赵建忠:新红学百年之际对《红楼梦》“作者”和“版本”研究问题的反思
从民国十年(1921)胡适发表《红楼梦考证》至今,“新红学”已经走过了整整百年的研究历程。
胡适《跋〈红楼梦考证〉》手稿
站在学术发展史的立场看,“新红学”相比“旧红学”学术实绩丰硕,出现了新的学术增长点,这是学界公认的事实;但以今日红学取得的进展,重新检视“新红学”关于《红楼梦》“作者”和“版本”问题的研究结论,发现其很多具体结论还经不起推敲,论证过程也较粗疏,研究方法上的“大胆假设”更是存在主观臆测和意图谬见。
胡适《红楼梦考证》认为曹雪芹系曹頫之子,断定《红楼梦》“是一部隐去真事的自叙:里面的甄、贾两宝玉,即是曹雪芹自己的化身”。且不说证据是否薄弱,仅据《红楼梦》里贾政系员外郎身份且也是贾母次子的身份与曹頫“相合”的类比,这种直线型思维方式,说明其《红楼梦》“自传说”观念多么根深蒂固。
他还大胆假设“《红楼梦》书未完而曹雪芹死了”“《红楼梦》最初只有八十回,直至乾隆五十六年以后始有百二十回的《红楼梦》”,并且说得斩钉截铁:“这是无可疑的”。今日看来,并不符合《红楼梦》版本的实际存在情形。
乾隆年间周春《阅红楼梦随笔》中记载表明,乾隆五十六年(1791)程本面世前,早就存在八十回与百二十回两个钞本系统。《红楼梦》开篇明明写有曹雪芹“于悼红轩中披阅十载,增删五次,纂成目录,分出章回”的话,也说明此书在作者去世前已大体完成。
胡适《红楼梦考证》
胡适大体确定了《红楼梦》的作者系曹雪芹,历史功绩不该抹杀,但其《红楼梦考证》的某些论点仍存在阐释空间,这也恰恰是研究者继续探索《红楼梦》作者曹雪芹及其家世问题的缘起。
学术研究总要与时俱进,1953年周汝昌出版了《红楼梦新证》,其所提供的大量史料远远超过了胡适早年勾画的曹雪芹家世轮廓。新时期以来,冯其庸出版了《曹雪芹家世新考》,在曹雪芹祖籍研究方面又有新的突破。

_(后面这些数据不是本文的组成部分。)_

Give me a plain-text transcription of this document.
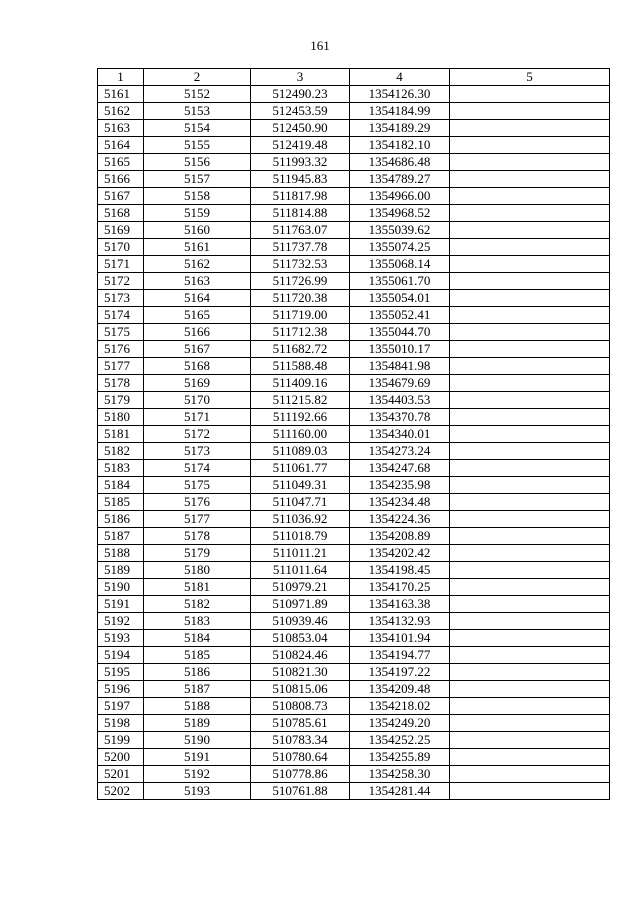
161
1	2	3	4	5
5161	5152	512490.23	1354126.30	
5162	5153	512453.59	1354184.99	
5163	5154	512450.90	1354189.29	
5164	5155	512419.48	1354182.10	
5165	5156	511993.32	1354686.48	
5166	5157	511945.83	1354789.27	
5167	5158	511817.98	1354966.00	
5168	5159	511814.88	1354968.52	
5169	5160	511763.07	1355039.62	
5170	5161	511737.78	1355074.25	
5171	5162	511732.53	1355068.14	
5172	5163	511726.99	1355061.70	
5173	5164	511720.38	1355054.01	
5174	5165	511719.00	1355052.41	
5175	5166	511712.38	1355044.70	
5176	5167	511682.72	1355010.17	
5177	5168	511588.48	1354841.98	
5178	5169	511409.16	1354679.69	
5179	5170	511215.82	1354403.53	
5180	5171	511192.66	1354370.78	
5181	5172	511160.00	1354340.01	
5182	5173	511089.03	1354273.24	
5183	5174	511061.77	1354247.68	
5184	5175	511049.31	1354235.98	
5185	5176	511047.71	1354234.48	
5186	5177	511036.92	1354224.36	
5187	5178	511018.79	1354208.89	
5188	5179	511011.21	1354202.42	
5189	5180	511011.64	1354198.45	
5190	5181	510979.21	1354170.25	
5191	5182	510971.89	1354163.38	
5192	5183	510939.46	1354132.93	
5193	5184	510853.04	1354101.94	
5194	5185	510824.46	1354194.77	
5195	5186	510821.30	1354197.22	
5196	5187	510815.06	1354209.48	
5197	5188	510808.73	1354218.02	
5198	5189	510785.61	1354249.20	
5199	5190	510783.34	1354252.25	
5200	5191	510780.64	1354255.89	
5201	5192	510778.86	1354258.30	
5202	5193	510761.88	1354281.44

随着曹雪芹及其家世研究的不断深入,实际上已经建构了当代红学的研究分支——“曹学”,进一步揭示了孕育曹雪芹和《红楼梦》的环境土壤。经过几代研究者的探索,如今已将曹雪芹的生平连点成线,使得人们心目中的《红楼梦》作者形象逐渐清晰。
江宁织造府博物馆
当然,也有必要指出,由于曹雪芹出生后并未赶上江宁织造“繁华”的实际状况,一些研究者认为他缺乏创作《红楼梦》的生活经历,于是又引发了对《红楼梦》“原始作者”的持续追寻。
据不完全统计,至“新红学”百年诞辰之际,《红楼梦》作者的“新说”候选人已逾百位,但那些“新说”的依据较孤弱,论证也不够严密,并未得到红学界的广泛认同。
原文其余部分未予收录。